Template specialization in non-namespace

Forum

Forum
General C++ Programming
Template specialization in non-namespace

Template specialization in non-namespace scope

Jul 2, 2016 at 11:25am

Hi.

Look at this piece of code. (compiles on MSVC++, doesn't compile on gcc and clang)

#include <iostream>

using namespace std;

template<bool CONDITION, typename THEN, typename ELSE>
struct IF
{
    template<bool C>
    struct selector { using selected = THEN; };

    template<>
    struct selector<false> { using selected = ELSE; };

    using result = typename selector<CONDITION>::selected;
};

It says: "error: explicit specialization of 'selector' in class scope"

Reading around on the internet, it turned out I need to export the struct specialization outside the struct(first question: WHY???)

So I tried:

#include <iostream>

using namespace std;

template<bool CONDITION, typename THEN, typename ELSE>
struct IF
{
     template<bool C>
     struct selector { using selected = THEN; };

//      template<>
//	struct selector<false> { using selected = ELSE; };

     using result = typename selector<CONDITION>::selected;
};

// SPECIALIZATION OUTSIDE THE CLASS!
template<>
struct IF::selector<false> { using selected = ELSE; };

The problem now is that it says I need to specify template arguments for IF, on line

struct IF<...here...>::selector<false> { using selected = ELSE; };

What do I write there? How do I go on at this point?

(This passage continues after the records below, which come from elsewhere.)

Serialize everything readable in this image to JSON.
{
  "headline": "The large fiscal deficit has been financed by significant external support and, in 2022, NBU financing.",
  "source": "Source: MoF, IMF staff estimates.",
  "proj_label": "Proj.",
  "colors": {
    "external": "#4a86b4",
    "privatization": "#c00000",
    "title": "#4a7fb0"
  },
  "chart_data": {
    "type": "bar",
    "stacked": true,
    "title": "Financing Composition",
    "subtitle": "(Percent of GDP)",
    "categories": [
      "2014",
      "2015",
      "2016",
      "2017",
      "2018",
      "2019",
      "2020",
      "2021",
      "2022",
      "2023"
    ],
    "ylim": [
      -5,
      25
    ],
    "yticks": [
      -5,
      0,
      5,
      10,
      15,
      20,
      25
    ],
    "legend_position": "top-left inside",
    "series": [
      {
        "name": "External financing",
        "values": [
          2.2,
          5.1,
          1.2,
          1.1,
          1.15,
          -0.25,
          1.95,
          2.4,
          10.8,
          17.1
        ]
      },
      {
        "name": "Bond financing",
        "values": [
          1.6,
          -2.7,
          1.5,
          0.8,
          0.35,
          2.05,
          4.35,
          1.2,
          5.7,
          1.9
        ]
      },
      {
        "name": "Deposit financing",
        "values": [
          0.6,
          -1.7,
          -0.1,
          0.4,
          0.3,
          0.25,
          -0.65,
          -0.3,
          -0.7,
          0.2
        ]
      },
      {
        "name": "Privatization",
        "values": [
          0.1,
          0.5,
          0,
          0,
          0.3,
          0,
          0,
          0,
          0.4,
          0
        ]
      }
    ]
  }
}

Last edited on Jul 2, 2016 at 12:46pm

Jul 2, 2016 at 2:02pm

JLBorges (13770)

The C++ standard does not allow explicit specialization of a member of a class at class scope.

A canonical work-around to allow what in effect would behave like an explicit specialization inside the class is to use an extra unused template parameter with a default value:

template<bool CONDITION, typename THEN, typename ELSE>
struct IF
{
    template< bool C, typename fake = void >
    struct selector { using selected = THEN; };

    template< typename fake >
    struct selector<false,fake> { using selected = ELSE; };

    using result = typename selector<CONDITION>::selected;
};

Note: The standard library has std::conditional<> http://en.cppreference.com/w/cpp/types/conditional

Jul 2, 2016 at 2:07pm

gedamial (313)

Note: The standard library has std::conditional<>

I know about std::conditional<>, otherwise I couldn't have ever imagined to do something similar ^^

The C++ standard does not allow explicit specialization of a member of a class at class scope.

Seems a pretty strange decision. Who knows... they must have their reasons...

What is stranger is that MSVC++ compiles fine... should I be worried?

Last edited on Jul 2, 2016 at 2:08pm

Jul 2, 2016 at 2:22pm

JLBorges (13770)

> Seems a pretty strange decision. Who knows... they must have their reasons...

See: http://www.cplusplus.com/forum/general/58906/#msg318049

> What is stranger is that MSVC++ compiles fine... should I be worried?

No. For this, the Microsoft compilers are known to be non-conforming.
(Not sure if they fixed it in the recent Update 3.)

Topic archived. No new replies allowed.